To copy file and directory:

  • shutil.copy(): to copy a single file
  • shutil.copytree(): to copy an entire folder and every folder and file contained in it

To remove file and directory:

  • os.unlink(): to delete the file
  • os.rmdir(): to delete an empty folder
  • shutil.rmtree(): to delete a non-empty folder and all files and folders it contains

To move file and directory:

  • shutil.move(): to move the file or folder at the path source to the path destination

All the shutil file/directory operation functions will return a string of absolute path of the new files/directories locations.

import shutil

Ways to get the path root or the current working directory:

from pathlib import Path
print(Path.home())
/Users/alvinchen
import os
print(os.getcwd())
/Users/alvinchen/Library/CloudStorage/Dropbox/NTNU/Programming_Linguistics/Programming_Linguistics_bookdown
t = shutil.copy('demo_data/corp-alice.txt', Path.home())
os.unlink(t) # clean up
t = shutil.copytree('demo_data', Path.home()/'demo_data')
t
PosixPath('/Users/alvinchen/demo_data')
os.rmdir(t)
[Errno 66] Directory not empty: '/Users/alvinchen/demo_data'
#shutil.rmtree(t)

Be very careful when using these “removing” functions. It is often a good idea to run these data-removing functions with these calls commented out and with print() calls added to double check the file/directory names to be deleted.
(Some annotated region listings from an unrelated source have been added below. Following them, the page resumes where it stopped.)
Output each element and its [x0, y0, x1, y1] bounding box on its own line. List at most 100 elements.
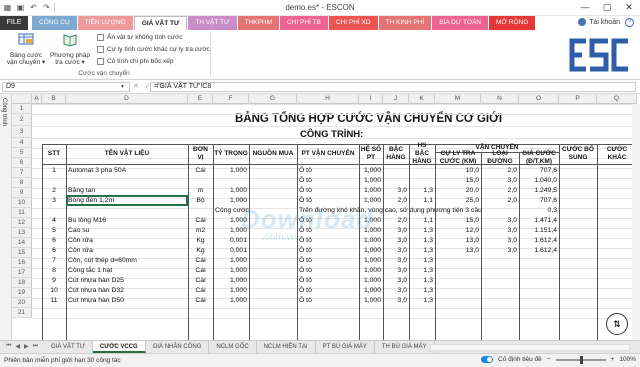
- cell-dv[interactable]: Cái: [190, 286, 211, 296]
- cell-dv[interactable]: Cái: [190, 166, 211, 176]
- ribbon-tab-1[interactable]: TIẾN LƯỢNG: [77, 16, 133, 30]
- cell-gc[interactable]: 1.471,4: [521, 216, 557, 226]
- zoom-in-icon[interactable]: +: [611, 356, 615, 363]
- maximize-button[interactable]: ▢: [596, 0, 618, 15]
- cell-bac[interactable]: 3,0: [385, 246, 407, 256]
- last-sheet-icon[interactable]: ⏭: [33, 343, 38, 350]
- cell-loai[interactable]: 3,0: [483, 246, 517, 256]
- formula-input[interactable]: ='GIÁ VẬT TƯ'!C8: [150, 82, 636, 92]
- cell-dv[interactable]: Cái: [190, 266, 211, 276]
- cell-hs[interactable]: 1,000: [361, 166, 381, 176]
- row-header[interactable]: 18: [12, 278, 32, 288]
- loading-cost-checkbox[interactable]: Có tính chi phí bốc xếp: [97, 58, 174, 65]
- cell-cly[interactable]: 10,0: [437, 166, 479, 176]
- cell-loai[interactable]: 3,0: [483, 176, 517, 186]
- cell-hsb[interactable]: 1,1: [411, 196, 433, 206]
- freeze-header-toggle[interactable]: [481, 356, 494, 363]
- cell-stt[interactable]: 6: [44, 246, 64, 256]
- cell-hs[interactable]: 1,000: [361, 176, 381, 186]
- horizontal-scrollbar[interactable]: [430, 344, 630, 351]
- cell-gc[interactable]: 707,6: [521, 196, 557, 206]
- cell-stt[interactable]: 8: [44, 266, 64, 276]
- cell-ty[interactable]: 0,001: [215, 236, 247, 246]
- row-header[interactable]: 21: [12, 308, 32, 318]
- cell-loai[interactable]: 2,0: [483, 166, 517, 176]
- cell-hs[interactable]: 1,000: [361, 256, 381, 266]
- ribbon-tab-8[interactable]: BÌA DỰ TOÁN: [432, 16, 488, 30]
- ribbon-tab-9[interactable]: MỞ RỘNG: [488, 16, 536, 30]
- cell-ten[interactable]: Automat 3 pha 50A: [68, 166, 186, 176]
- cell-hs[interactable]: 1,000: [361, 246, 381, 256]
- sheet-tab[interactable]: TH BÙ GIÁ MÁY: [375, 341, 435, 353]
- cell-pt[interactable]: Ô tô: [299, 216, 357, 226]
- row-header[interactable]: 15: [12, 248, 32, 258]
- first-sheet-icon[interactable]: ⏮: [6, 343, 11, 350]
- row-header[interactable]: 19: [12, 288, 32, 298]
- cell-ty[interactable]: 0,001: [215, 246, 247, 256]
- cell-hs[interactable]: 1,000: [361, 196, 381, 206]
- cell-dv[interactable]: Cái: [190, 276, 211, 286]
- cell-cly[interactable]: 13,0: [437, 236, 479, 246]
- zoom-out-icon[interactable]: −: [547, 356, 551, 363]
- cell-hs[interactable]: 1,000: [361, 276, 381, 286]
- cell-hsb[interactable]: 1,3: [411, 246, 433, 256]
- cell-dv[interactable]: Cái: [190, 216, 211, 226]
- cell-ty[interactable]: 1,000: [215, 256, 247, 266]
- cell-bac[interactable]: 2,0: [385, 216, 407, 226]
- cell-bac[interactable]: 3,0: [385, 266, 407, 276]
- hide-uncharged-checkbox[interactable]: Ẩn vật tư không tính cước: [97, 34, 182, 41]
- cell-ty[interactable]: 1,000: [215, 266, 247, 276]
- vertical-scrollbar[interactable]: [632, 104, 640, 340]
- cell-pt[interactable]: Ô tô: [299, 276, 357, 286]
- row-header[interactable]: 11: [12, 208, 32, 218]
- sheet-tab[interactable]: GIÁ NHÂN CÔNG: [146, 341, 210, 353]
- row-header[interactable]: 2: [12, 114, 32, 126]
- help-icon[interactable]: ?: [625, 18, 634, 27]
- cell-stt[interactable]: 5: [44, 226, 64, 236]
- cell-bac[interactable]: 3,0: [385, 276, 407, 286]
- column-header[interactable]: I: [359, 94, 383, 104]
- cell-stt[interactable]: 11: [44, 296, 64, 306]
- cell-stt[interactable]: 2: [44, 186, 64, 196]
- cell-hs[interactable]: 1,000: [361, 286, 381, 296]
- cell-cly[interactable]: 13,0: [437, 246, 479, 256]
- cell-pt[interactable]: Ô tô: [299, 186, 357, 196]
- row-header[interactable]: 7: [12, 168, 32, 178]
- name-box[interactable]: D9: [2, 82, 130, 92]
- cell-ty[interactable]: 1,000: [215, 276, 247, 286]
- cell-hsb[interactable]: 1,3: [411, 186, 433, 196]
- row-header[interactable]: 5: [12, 148, 32, 158]
- cell-ty[interactable]: Công cước: [215, 206, 255, 216]
- column-header[interactable]: F: [213, 94, 249, 104]
- cell-ty[interactable]: 1,000: [215, 186, 247, 196]
- phuong-phap-button[interactable]: Phương pháp tra cước ▾: [48, 32, 92, 67]
- cell-gc[interactable]: 1.612,4: [521, 246, 557, 256]
- cell-pt[interactable]: Ô tô: [299, 236, 357, 246]
- selected-cell[interactable]: [66, 195, 188, 206]
- row-header[interactable]: 8: [12, 178, 32, 188]
- cell-hs[interactable]: 1,000: [361, 266, 381, 276]
- column-header[interactable]: Q: [597, 94, 637, 104]
- scroll-arrows-button[interactable]: ⇅: [606, 313, 628, 335]
- row-header[interactable]: 14: [12, 238, 32, 248]
- cell-pt[interactable]: Ô tô: [299, 226, 357, 236]
- file-tab[interactable]: FILE: [0, 16, 28, 30]
- cell-bac[interactable]: 2,0: [385, 196, 407, 206]
- cell-gc[interactable]: 1.612,4: [521, 236, 557, 246]
- cell-pt[interactable]: Ô tô: [299, 196, 357, 206]
- cell-stt[interactable]: 1: [44, 166, 64, 176]
- cell-hs[interactable]: 1,000: [361, 236, 381, 246]
- cell-loai[interactable]: 2,0: [483, 186, 517, 196]
- row-header[interactable]: 13: [12, 228, 32, 238]
- cell-gc[interactable]: 1.249,5: [521, 186, 557, 196]
- distance-differ-checkbox[interactable]: Cự ly tính cước khác cự ly tra cước: [97, 46, 210, 53]
- cell-ty[interactable]: 1,000: [215, 196, 247, 206]
- cell-hsb[interactable]: 1,3: [411, 236, 433, 246]
- row-header[interactable]: 12: [12, 218, 32, 228]
- row-header[interactable]: 17: [12, 268, 32, 278]
- cell-ty[interactable]: 1,000: [215, 226, 247, 236]
- cell-hsb[interactable]: 1,3: [411, 226, 433, 236]
- sheet-tab[interactable]: PT BÙ GIÁ MÁY: [316, 341, 375, 353]
- cell-dv[interactable]: Kg: [190, 246, 211, 256]
- cell-stt[interactable]: 7: [44, 256, 64, 266]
for f in Path(Path.home()/'demo_data').glob('*.txt'):
  print(f)
/Users/alvinchen/demo_data/data-chinese-poem-big5.txt
/Users/alvinchen/demo_data/corp-alice.txt
/Users/alvinchen/demo_data/chinese_big5.txt
/Users/alvinchen/demo_data/data-chinese-poem-utf8.txt
/Users/alvinchen/demo_data/dict-ch-idiom.txt
/Users/alvinchen/demo_data/chinese_utf8.txt
/Users/alvinchen/demo_data/data-sentences.txt
/Users/alvinchen/demo_data/chinese_gb2312.txt
/Users/alvinchen/demo_data/data-chinese-poem-gb2312.txt
  # os.unlink(f)
## clean up the earlier copied folder
shutil.rmtree(Path(Path.home()/'demo_data'))

Because the data-removing functions in shutil irreversibly delete files and folders, they can be dangerous to use. Another third-party module, send2trash, can be much safer because it will send files and folders to the computer’s trash or recycle bin instead of permanently deleting them. For beginners, this can be very helpful for life-saving files/folders.

Exercise 15.1 Combine the first page of each PDF in a directory into one new PDF.